What about blowing out birthday candles?  Spitting all over a cake might become a no-no.  If we believe infectious disease experts, handshakes could also become a thing of the past as we’ve gotten more freaked about germs and hygiene.  Are high fives and hugs also a thing of the past?   

We’re all already feeling touch-deprived as we physically distance so we aren’t infected by goo droplets.  What does six feet apart actually look like, as recommended?  Our favorite descriptions are a dude in a top hat laying on the floor and one and a fifth Danny DeVitos.

There are some things we’ve learned because of the pandemic.  Diseases can have multiple names like COVID-19, also called SARS-CoV-2, or simply the coronavirus disease 2019.  COVID-19 is capitalized because the World Health Organization says so.  We’ve also learned that a pangolin is a scaly anteater that supposedly got COVID from a bat.  The Chinese eat them.  So, don’t eat pangolins, bats, or humans to avoid the virus.  We’ve also learned what the inside of every late night show host’s house looks like.  

We are also doing some calming things to ensure we’re not caught flat-footed in another crisis.  We’ve learned some lessons…the hard way.  We now keep at least two weeks of toilet paper, tissues, and paper towels stashed away.  Hydrogen peroxide has been added to our Apocalypse list as its uses are legion.  We can’t believe we missed it the first time around.  It is a staple of the modern medicine cabinet, always on hand for first aid needs, and gargling with it can keep a visit to the dentist off your calendar.  And, it’s a disinfectant.  Kills COVID.  Who knew?   It’s still really hard to find in stores maybe because hospitals are scooping up those brown bottles. 

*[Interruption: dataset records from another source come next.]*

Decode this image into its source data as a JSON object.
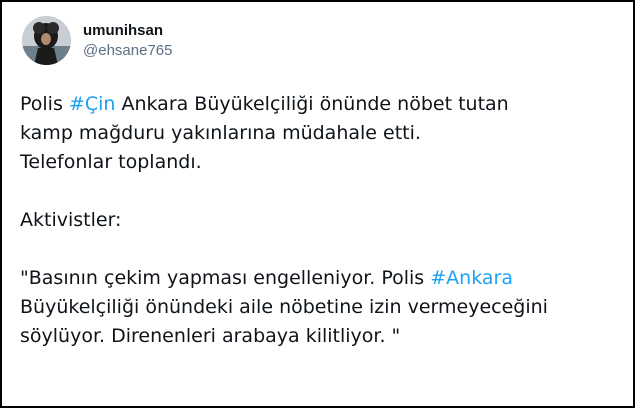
{
  "user": {
    "display_name": "umunihsan",
    "handle": "@ehsane765"
  },
  "tweet": {
    "line1": {
      "before": "Polis ",
      "hashtag": "#Çin",
      "after": " Ankara Büyükelçiliği önünde nöbet tutan"
    },
    "line2": "kamp mağduru yakınlarına müdahale etti.",
    "line3": "Telefonlar toplandı.",
    "line4": "Aktivistler:",
    "line5": {
      "before": "\"Basının çekim yapması engelleniyor. Polis ",
      "hashtag": "#Ankara"
    },
    "line6": "Büyükelçiliği önündeki aile nöbetine izin vermeyeceğini",
    "line7": "söylüyor. Direnenleri arabaya kilitliyor. \""
  },
  "colors": {
    "text": "#0f1419",
    "secondary": "#5b7083",
    "hashtag": "#1da1f2",
    "border": "#000000"
  }
}
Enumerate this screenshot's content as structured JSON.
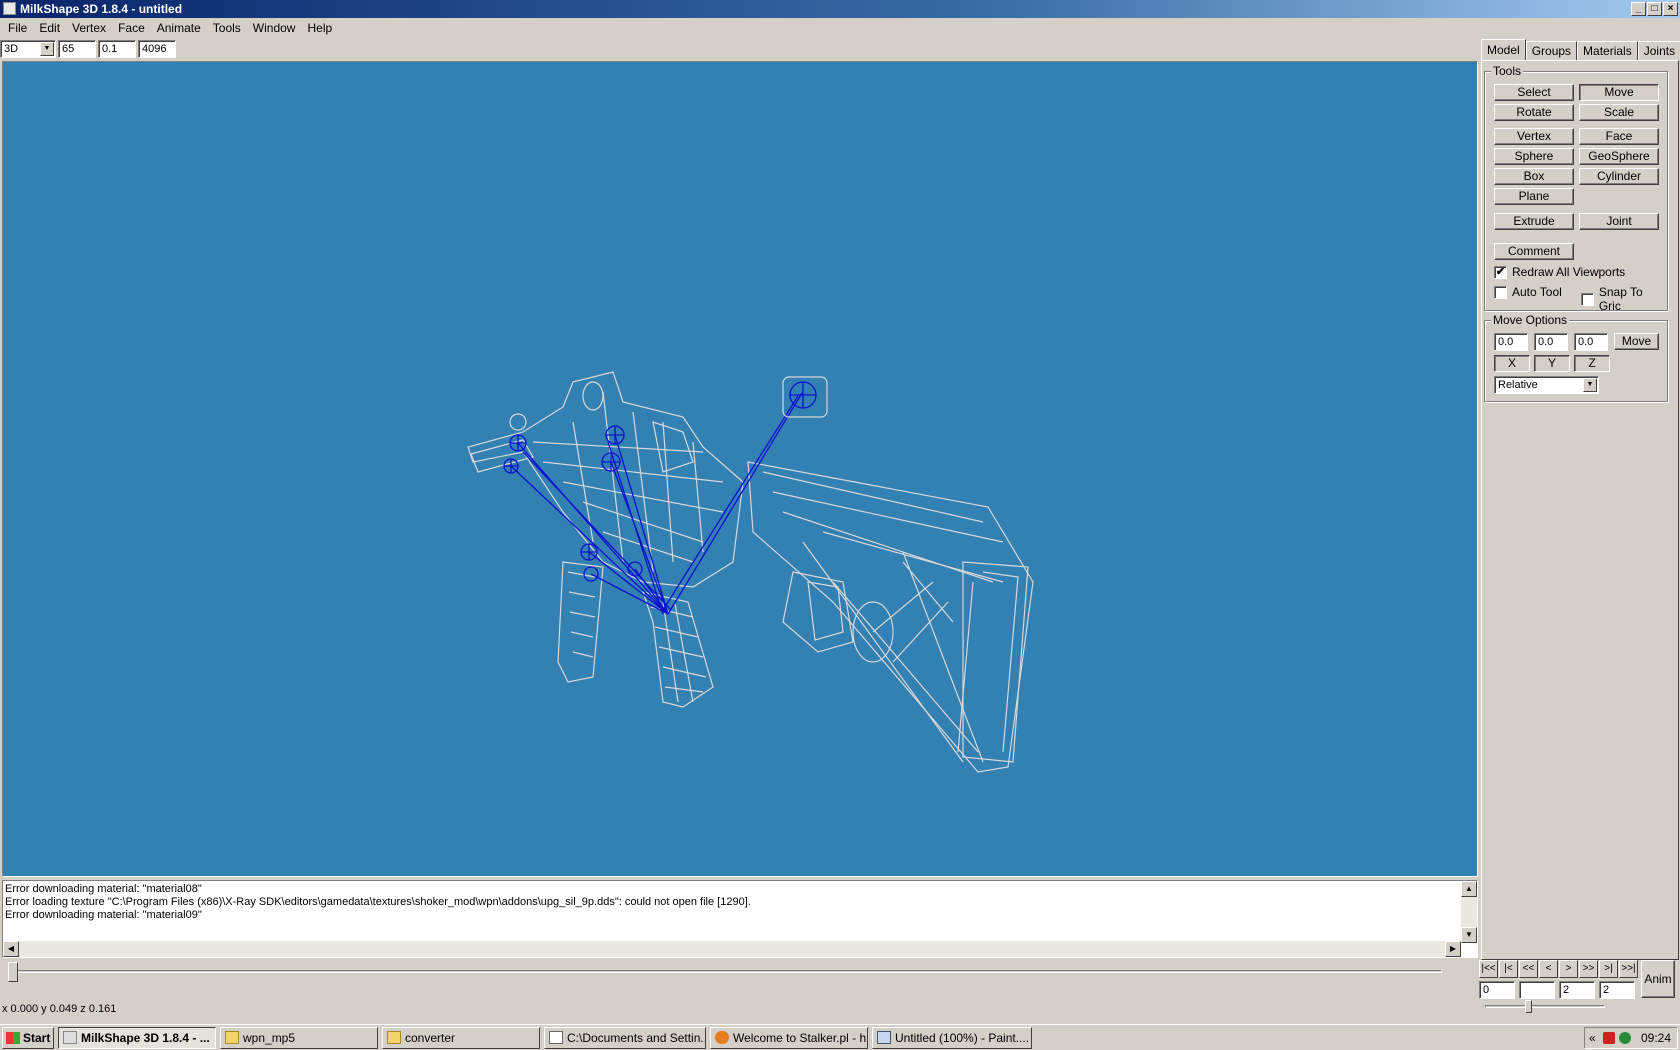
{
  "window": {
    "title": "MilkShape 3D 1.8.4 - untitled"
  },
  "menu": [
    "File",
    "Edit",
    "Vertex",
    "Face",
    "Animate",
    "Tools",
    "Window",
    "Help"
  ],
  "viewport_bar": {
    "view": "3D",
    "fov": "65",
    "near": "0.1",
    "far": "4096"
  },
  "tabs": [
    "Model",
    "Groups",
    "Materials",
    "Joints"
  ],
  "tools": {
    "label": "Tools",
    "select": "Select",
    "move": "Move",
    "rotate": "Rotate",
    "scale": "Scale",
    "vertex": "Vertex",
    "face": "Face",
    "sphere": "Sphere",
    "geosphere": "GeoSphere",
    "box": "Box",
    "cylinder": "Cylinder",
    "plane": "Plane",
    "extrude": "Extrude",
    "joint": "Joint",
    "comment": "Comment",
    "redraw": "Redraw All Viewports",
    "auto_tool": "Auto Tool",
    "snap": "Snap To Gric",
    "redraw_checked": "✔"
  },
  "move_options": {
    "label": "Move Options",
    "x_val": "0.0",
    "y_val": "0.0",
    "z_val": "0.0",
    "move_btn": "Move",
    "x": "X",
    "y": "Y",
    "z": "Z",
    "mode": "Relative"
  },
  "log": [
    "Error downloading material: \"material08\"",
    "Error loading texture \"C:\\Program Files (x86)\\X-Ray SDK\\editors\\gamedata\\textures\\shoker_mod\\wpn\\addons\\upg_sil_9p.dds\": could not open file [1290].",
    "Error downloading material: \"material09\""
  ],
  "anim": {
    "nav": [
      "|<<",
      "|<",
      "<<",
      "<",
      ">",
      ">>",
      ">|",
      ">>|"
    ],
    "frame": "0",
    "blank": "",
    "start": "2",
    "end": "2",
    "anim_btn": "Anim"
  },
  "status": "x 0.000 y 0.049 z 0.161",
  "taskbar": {
    "start": "Start",
    "tasks": [
      "MilkShape 3D 1.8.4 - ...",
      "wpn_mp5",
      "converter",
      "C:\\Documents and Settin...",
      "Welcome to Stalker.pl - h...",
      "Untitled (100%) - Paint...."
    ],
    "clock": "09:24",
    "tray_arrow": "«"
  },
  "colors": {
    "viewport_bg": "#3380b3",
    "mesh": "#d8d8d8",
    "joint": "#1010d0"
  }
}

And, with all of us cooking at home more, we found recycling isn’t that easy!  Junk food bags aren’t recyclable.  Huh?   Some take-out food boxes aren’t recyclable. Some triangles are so small we must resort to a magnifying glass!  

So our wrinkled wisdom for today?   Find humor where you can.  Laugh out loud.  Don’t lick your fingers.  Know you can exercise with wine bottles if you don’t have weights.  Shout “allergy” after you sneeze to keep from getting those creepy looks.  Let’s lobby for a required, seeable visual on packaging and containers that are NOT recyclable!  And, if you have any insights on stock to buy as behavior changes because of lockup, let us all know.  We missed Tupperware and Crocs.